In their article “Drafting and Revision Using Word Processing by Undergraduate Student Writers,” Anish M. Dave and David R. Russell attempt to refigure theories of drafting and revision in light of technological advances altering writing processes since drafting and revision became touchstones of composition pedagogy in the 1980s.
Process pedagogy prizes drafting and revision. Since its inception, however, process pedagogy has undergone many changes. Composition scholars and teachers have institutionalized the once novel and controversial process pedagogies; and subsequent trends—referred to as post-process pedagogies—have called into question several premises of the process movement.
The authors of this piece rethink concepts of drafting and revision by researching empirical data about pre-computer and computer eras of writing. Presupposing that drafting and revision demand social as well as cognitive theoretical frameworks, the authors show that research in the late 1980s and early 1990s tended to dismiss word processing as ineffective or irrelevant to the revision process. Studies from these years also suggest that multiple drafts benefited students, that students preferred hard-copies to computer screens, and that students viewed concepts of “drafts” differently than they do today.
Based on data collected by surveys and questionnaires, the authors produce several curious statistics, presented in charts and graphs, suggesting that students continue to focus their revisions on “local” rather than “global” issues.

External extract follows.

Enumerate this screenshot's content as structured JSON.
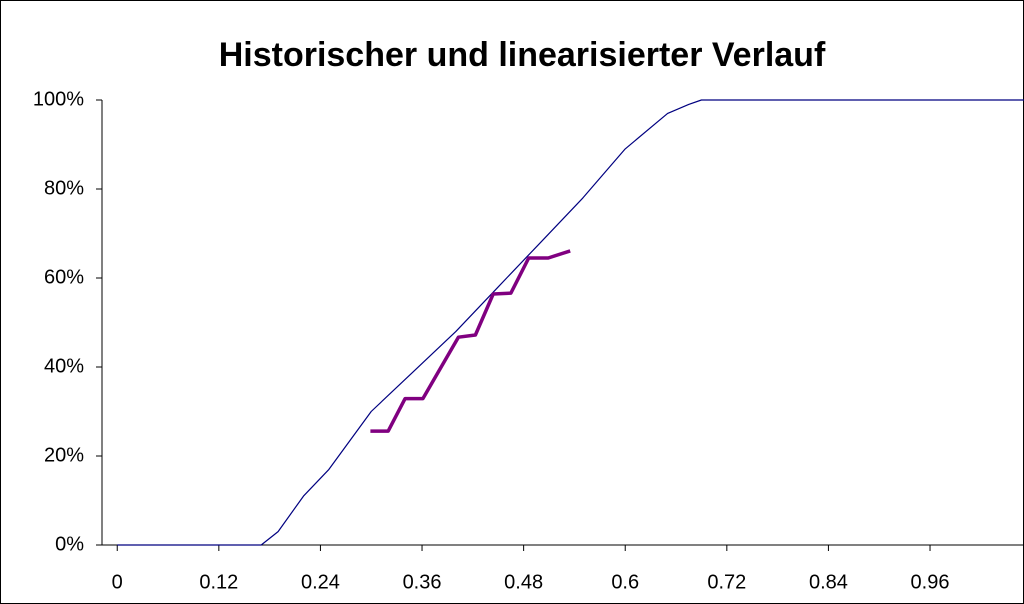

These statistics also show that very little has changed about the ways students view drafting and revision. Getting students to do more global revision still requires more thinking and theorizing.
The authors submit that encouraging multiple drafts is not enough to motivate students to do global revision and that the word process era has not affected the amount or ways that students revise.
In fact, because editing is much easier on computers, students have begun to assume that minor changes of grammar and syntax constitute global revision.
Because of this lack of progress in teaching revising and drafting, the authors propose that professors explain to students how to revise rather than “trick” students into revising by mandating multiple drafts and submissions. They also indicate that paper and computer screens are not mutually exclusive but symbiotic technologies that help students produce more and better drafts.
The authors conclude by calling for more empirical studies formatted and quantified in terms of tables and diagrams. They imply that scientific methodologies—what they call “process tracing studies”—could assist the field of writing instructors. Sidestepping definitive solutions, they express hope that their study will inspire future research and discussion about drafting and revision. Their approach demonstrates that such research and discussion could benefit from empiricism.
Allen Porter Mendenhall
Anish M. Dave & David R. Russell. “Drafting and Revision Using Word Processing by Undergraduate Student Writers: Changing Conceptions and Practices.” Research in the Teaching of English. Vol. 44 (2010: 406-434).